Erotic Reruns

Yeasayer

Yeasayer Records  |  2019
4 / 10
par Quentin  |  le 27 juin 2019

Trouver de la continuité chez Yeasayer n'est pas chose aisée. On ne parle pourtant pas d'une discographie longue comme le bras puisqu'on aurait suffisamment de doigts sur une seule main pour arriver à ce cinquième album. Cela n'empêche que Chris Keating, Anand Widler et Ira Wolf Tuton ont abordé chaque disque comme une création indépendante. Une volonté compulsive d'expérimentation qui dure déjà depuis plus de 10 ans (parce que oui All Hour Cymbals, c'était en 2007 en fait), qui aura parfois divisé, mais qui aura toujours eu l'avantage d'être audacieuse. 

Pour le coup, Erotic Reruns est peut-être le plus gros virage esthétique proposé par le groupe.

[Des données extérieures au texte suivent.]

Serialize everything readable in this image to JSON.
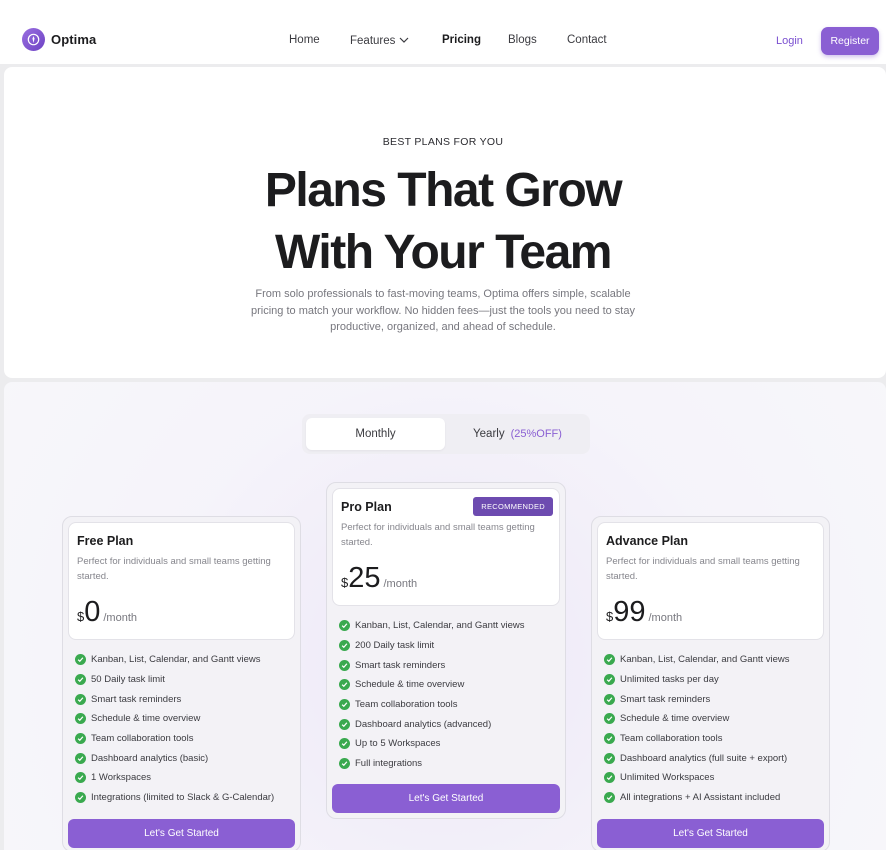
{
  "brand": {
    "name": "Optima",
    "icon": "optima-logo-icon",
    "accent": "#8a5fd3"
  },
  "nav": {
    "items": [
      {
        "label": "Home"
      },
      {
        "label": "Features",
        "icon": "chevron-down-icon"
      },
      {
        "label": "Pricing",
        "active": true
      },
      {
        "label": "Blogs"
      },
      {
        "label": "Contact"
      }
    ],
    "login": "Login",
    "register": "Register"
  },
  "hero": {
    "eyebrow": "BEST PLANS FOR YOU",
    "title_line1": "Plans That Grow",
    "title_line2": "With Your Team",
    "subtitle": "From solo professionals to fast-moving teams, Optima offers simple, scalable pricing to match your workflow. No hidden fees—just the tools you need to stay productive, organized, and ahead of schedule."
  },
  "billing_toggle": {
    "monthly": "Monthly",
    "yearly": "Yearly",
    "yearly_discount": "(25%OFF)",
    "selected": "Monthly"
  },
  "plans": [
    {
      "name": "Free Plan",
      "description": "Perfect for individuals and small teams getting started.",
      "currency": "$",
      "price": "0",
      "period": "/month",
      "features": [
        "Kanban, List, Calendar, and Gantt views",
        "50 Daily task limit",
        "Smart task reminders",
        "Schedule & time overview",
        "Team collaboration tools",
        "Dashboard analytics (basic)",
        "1 Workspaces",
        "Integrations (limited to Slack & G-Calendar)"
      ],
      "cta": "Let's Get Started"
    },
    {
      "name": "Pro Plan",
      "badge": "RECOMMENDED",
      "description": "Perfect for individuals and small teams getting started.",
      "currency": "$",
      "price": "25",
      "period": "/month",
      "features": [
        "Kanban, List, Calendar, and Gantt views",
        "200 Daily task limit",
        "Smart task reminders",
        "Schedule & time overview",
        "Team collaboration tools",
        "Dashboard analytics (advanced)",
        "Up to 5 Workspaces",
        "Full integrations"
      ],
      "cta": "Let's Get Started"
    },
    {
      "name": "Advance Plan",
      "description": "Perfect for individuals and small teams getting started.",
      "currency": "$",
      "price": "99",
      "period": "/month",
      "features": [
        "Kanban, List, Calendar, and Gantt views",
        "Unlimited tasks per day",
        "Smart task reminders",
        "Schedule & time overview",
        "Team collaboration tools",
        "Dashboard analytics (full suite + export)",
        "Unlimited Workspaces",
        "All integrations + AI Assistant included"
      ],
      "cta": "Let's Get Started"
    }
  ]
}
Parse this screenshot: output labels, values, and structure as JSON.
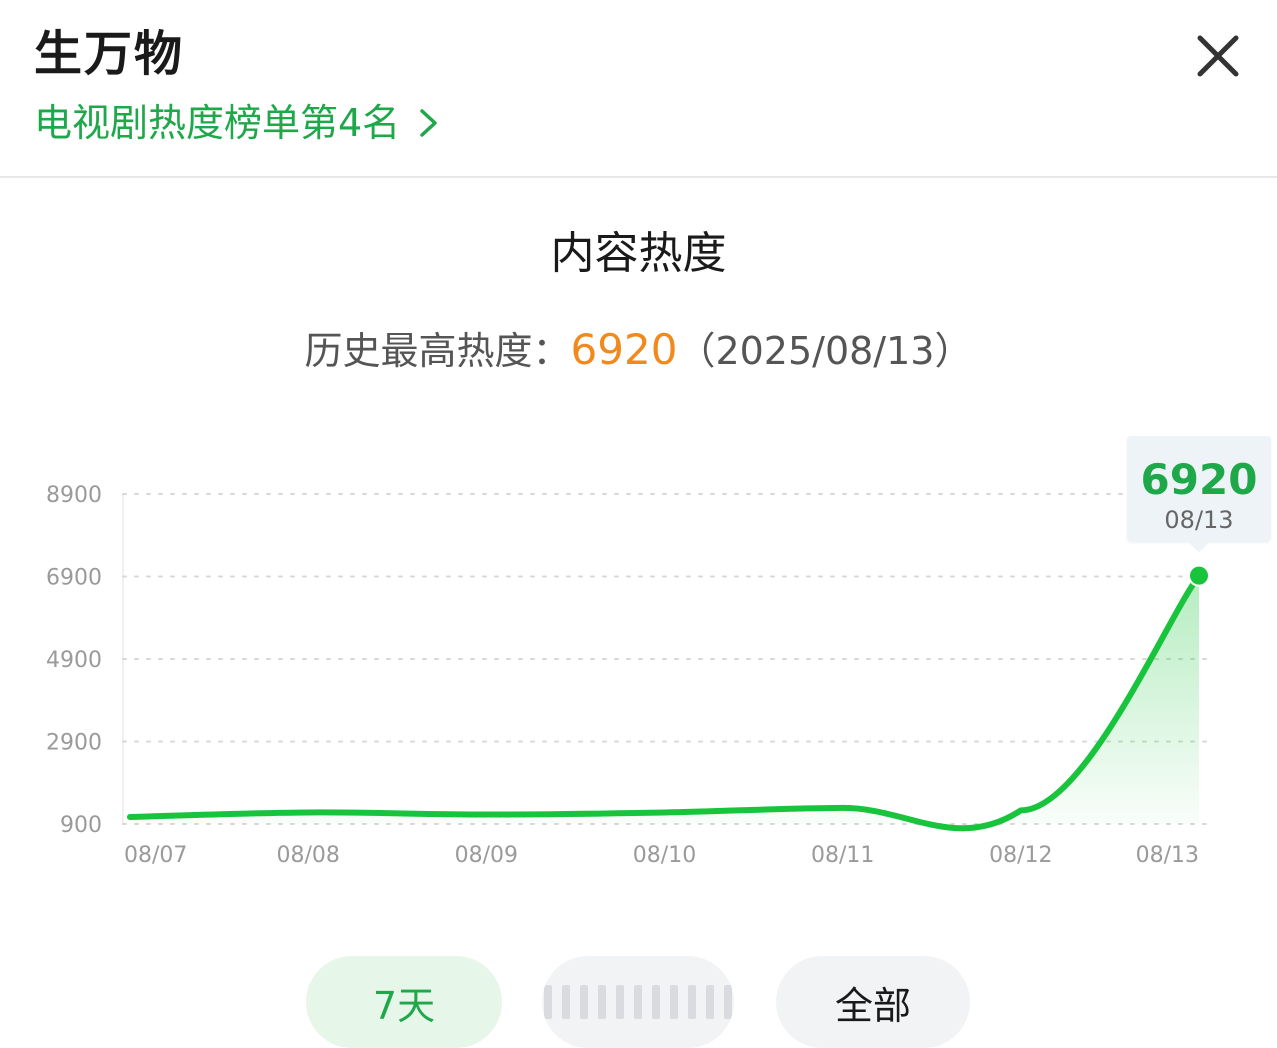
{
  "header": {
    "title": "生万物",
    "rank_link": "电视剧热度榜单第4名"
  },
  "icons": {
    "close": "close-icon",
    "rank_arrow": "chevron-right-icon"
  },
  "section": {
    "title": "内容热度",
    "peak_label": "历史最高热度：",
    "peak_value": "6920",
    "peak_date": "（2025/08/13）"
  },
  "colors": {
    "accent_green": "#1fa84a",
    "line_green": "#18c43c",
    "peak_orange": "#f08a1e"
  },
  "chart_data": {
    "type": "area",
    "title": "",
    "xlabel": "",
    "ylabel": "",
    "x": [
      "08/07",
      "08/08",
      "08/09",
      "08/10",
      "08/11",
      "08/12",
      "08/13"
    ],
    "values": [
      1070,
      1180,
      1130,
      1180,
      1290,
      1230,
      6920
    ],
    "yticks": [
      "8900",
      "6900",
      "4900",
      "2900",
      "900"
    ],
    "ylim": [
      900,
      8900
    ],
    "grid": true,
    "tooltip": {
      "value": "6920",
      "date": "08/13"
    }
  },
  "tabs": [
    {
      "label": "7天",
      "selected": true
    },
    {
      "label": "",
      "selected": false
    },
    {
      "label": "全部",
      "selected": false
    }
  ]
}
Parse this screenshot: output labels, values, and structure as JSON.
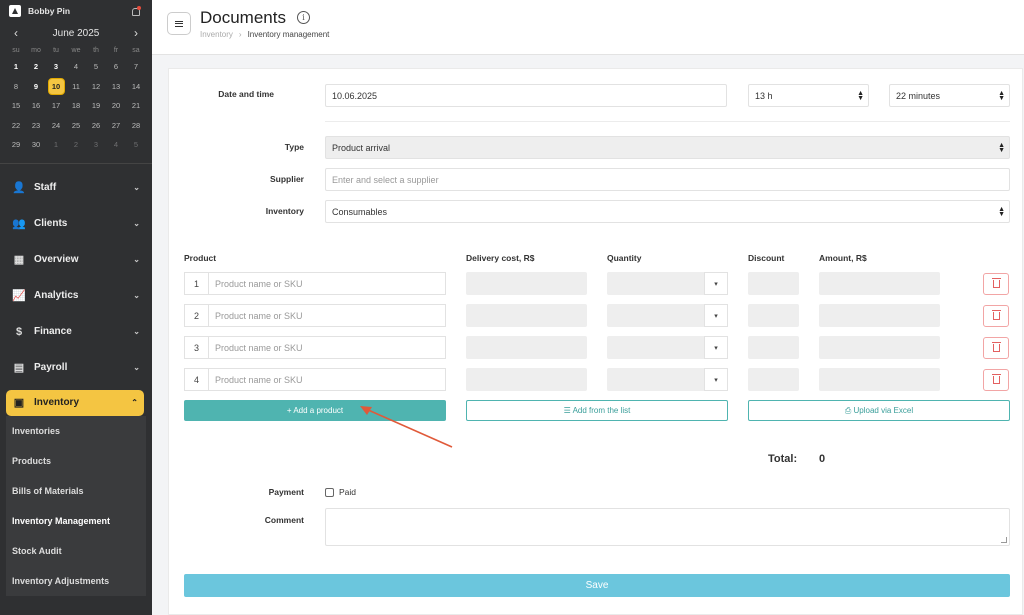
{
  "sidebar": {
    "user": "Bobby Pin",
    "calendar": {
      "month": "June 2025",
      "prev": "‹",
      "next": "›",
      "weekdays": [
        "su",
        "mo",
        "tu",
        "we",
        "th",
        "fr",
        "sa"
      ],
      "days": [
        {
          "d": "1",
          "s": "bold"
        },
        {
          "d": "2",
          "s": "bold"
        },
        {
          "d": "3",
          "s": "bold"
        },
        {
          "d": "4",
          "s": ""
        },
        {
          "d": "5",
          "s": ""
        },
        {
          "d": "6",
          "s": ""
        },
        {
          "d": "7",
          "s": ""
        },
        {
          "d": "8",
          "s": ""
        },
        {
          "d": "9",
          "s": "bold"
        },
        {
          "d": "10",
          "s": "today"
        },
        {
          "d": "11",
          "s": ""
        },
        {
          "d": "12",
          "s": ""
        },
        {
          "d": "13",
          "s": ""
        },
        {
          "d": "14",
          "s": ""
        },
        {
          "d": "15",
          "s": ""
        },
        {
          "d": "16",
          "s": ""
        },
        {
          "d": "17",
          "s": ""
        },
        {
          "d": "18",
          "s": ""
        },
        {
          "d": "19",
          "s": ""
        },
        {
          "d": "20",
          "s": ""
        },
        {
          "d": "21",
          "s": ""
        },
        {
          "d": "22",
          "s": ""
        },
        {
          "d": "23",
          "s": ""
        },
        {
          "d": "24",
          "s": ""
        },
        {
          "d": "25",
          "s": ""
        },
        {
          "d": "26",
          "s": ""
        },
        {
          "d": "27",
          "s": ""
        },
        {
          "d": "28",
          "s": ""
        },
        {
          "d": "29",
          "s": ""
        },
        {
          "d": "30",
          "s": ""
        },
        {
          "d": "1",
          "s": "muted"
        },
        {
          "d": "2",
          "s": "muted"
        },
        {
          "d": "3",
          "s": "muted"
        },
        {
          "d": "4",
          "s": "muted"
        },
        {
          "d": "5",
          "s": "muted"
        }
      ]
    },
    "menu": [
      {
        "label": "Staff",
        "icon": "user-icon",
        "glyph": "👤"
      },
      {
        "label": "Clients",
        "icon": "users-icon",
        "glyph": "👥"
      },
      {
        "label": "Overview",
        "icon": "grid-icon",
        "glyph": "▦"
      },
      {
        "label": "Analytics",
        "icon": "chart-line-icon",
        "glyph": "📈"
      },
      {
        "label": "Finance",
        "icon": "dollar-icon",
        "glyph": "$"
      },
      {
        "label": "Payroll",
        "icon": "calculator-icon",
        "glyph": "▤"
      }
    ],
    "active_menu": {
      "label": "Inventory",
      "icon": "boxes-icon",
      "glyph": "▣"
    },
    "submenu": [
      "Inventories",
      "Products",
      "Bills of Materials",
      "Inventory Management",
      "Stock Audit",
      "Inventory Adjustments"
    ],
    "submenu_current": 3
  },
  "header": {
    "title": "Documents",
    "info": "i",
    "crumbs": [
      "Inventory",
      "Inventory management"
    ],
    "crumb_sep": "›"
  },
  "form": {
    "date_label": "Date and time",
    "date_value": "10.06.2025",
    "hour_value": "13 h",
    "minute_value": "22 minutes",
    "type_label": "Type",
    "type_value": "Product arrival",
    "supplier_label": "Supplier",
    "supplier_placeholder": "Enter and select a supplier",
    "inventory_label": "Inventory",
    "inventory_value": "Consumables",
    "columns": {
      "product": "Product",
      "delivery": "Delivery cost, R$",
      "quantity": "Quantity",
      "discount": "Discount",
      "amount": "Amount, R$"
    },
    "rows": [
      {
        "n": "1",
        "placeholder": "Product name or SKU"
      },
      {
        "n": "2",
        "placeholder": "Product name or SKU"
      },
      {
        "n": "3",
        "placeholder": "Product name or SKU"
      },
      {
        "n": "4",
        "placeholder": "Product name or SKU"
      }
    ],
    "add_product": "+ Add a product",
    "add_from_list": "☰ Add from the list",
    "upload_excel": "⎙ Upload via Excel",
    "total_label": "Total:",
    "total_value": "0",
    "payment_label": "Payment",
    "paid_label": "Paid",
    "comment_label": "Comment",
    "save": "Save"
  },
  "colors": {
    "accent": "#f4c542",
    "teal": "#4fb4b0",
    "save": "#6bc6dd",
    "danger": "#e36060",
    "annotation": "#e05a3a"
  }
}
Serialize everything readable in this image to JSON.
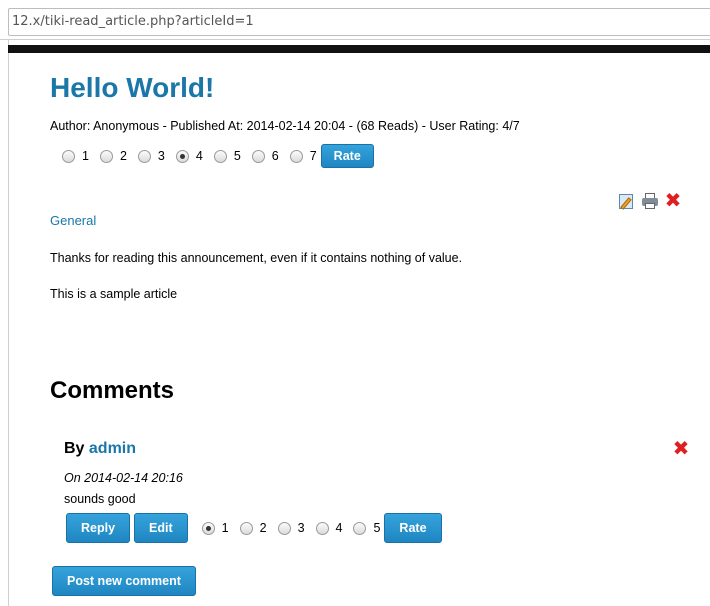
{
  "browser": {
    "url": "12.x/tiki-read_article.php?articleId=1"
  },
  "article": {
    "title": "Hello World!",
    "meta": "Author: Anonymous - Published At: 2014-02-14 20:04 - (68 Reads) - User Rating: 4/7",
    "rating": {
      "options": [
        "1",
        "2",
        "3",
        "4",
        "5",
        "6",
        "7"
      ],
      "selected": "4",
      "rate_label": "Rate"
    },
    "actions": {
      "edit_icon": "edit-icon",
      "print_icon": "print-icon",
      "delete_icon": "delete-icon"
    },
    "category": "General",
    "heading_text": "Thanks for reading this announcement, even if it contains nothing of value.",
    "body_text": "This is a sample article"
  },
  "comments": {
    "heading": "Comments",
    "items": [
      {
        "by_prefix": "By",
        "author": "admin",
        "date": "On 2014-02-14 20:16",
        "text": "sounds good",
        "reply_label": "Reply",
        "edit_label": "Edit",
        "rating_options": [
          "1",
          "2",
          "3",
          "4",
          "5"
        ],
        "rating_selected": "1",
        "rate_label": "Rate"
      }
    ],
    "post_label": "Post new comment"
  },
  "colors": {
    "link": "#1a77a8",
    "button": "#2a94cf",
    "delete": "#e02020"
  }
}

À des kilomètres de l'atmosphérique (et très moyen) Amen & Goodbye paru en 2016, on découvre cette fois un album résolument pop. Neuf titres en 30 minutes et qui font l'impasse sur un côté énigmatique qui semblait pourtant si cher au groupe. Énigmatique ne veut pas forcément dire complexe, soyons clairs, mais l'énigme a au moins l'avantage de titiller le cerveau humain. C'était faussement complexe, c'était un peu mystérieux. Évidemment que ça allait attirer les fans égarés d'Animal Collective. Alors lorsque lassés d'être mystérieux, Yeasayer a décidé de faire de la pop, peut-être ont-ils cru qu'ils découvraient les Amériques. Faire de la pop oui, pas de doutes là-dessus. Mais faire de la bonne pop est une autre question. Et c'est bien là le problème, il ne faudrait pas croire que parce qu'elle est accessible, la pop est forcément facile. 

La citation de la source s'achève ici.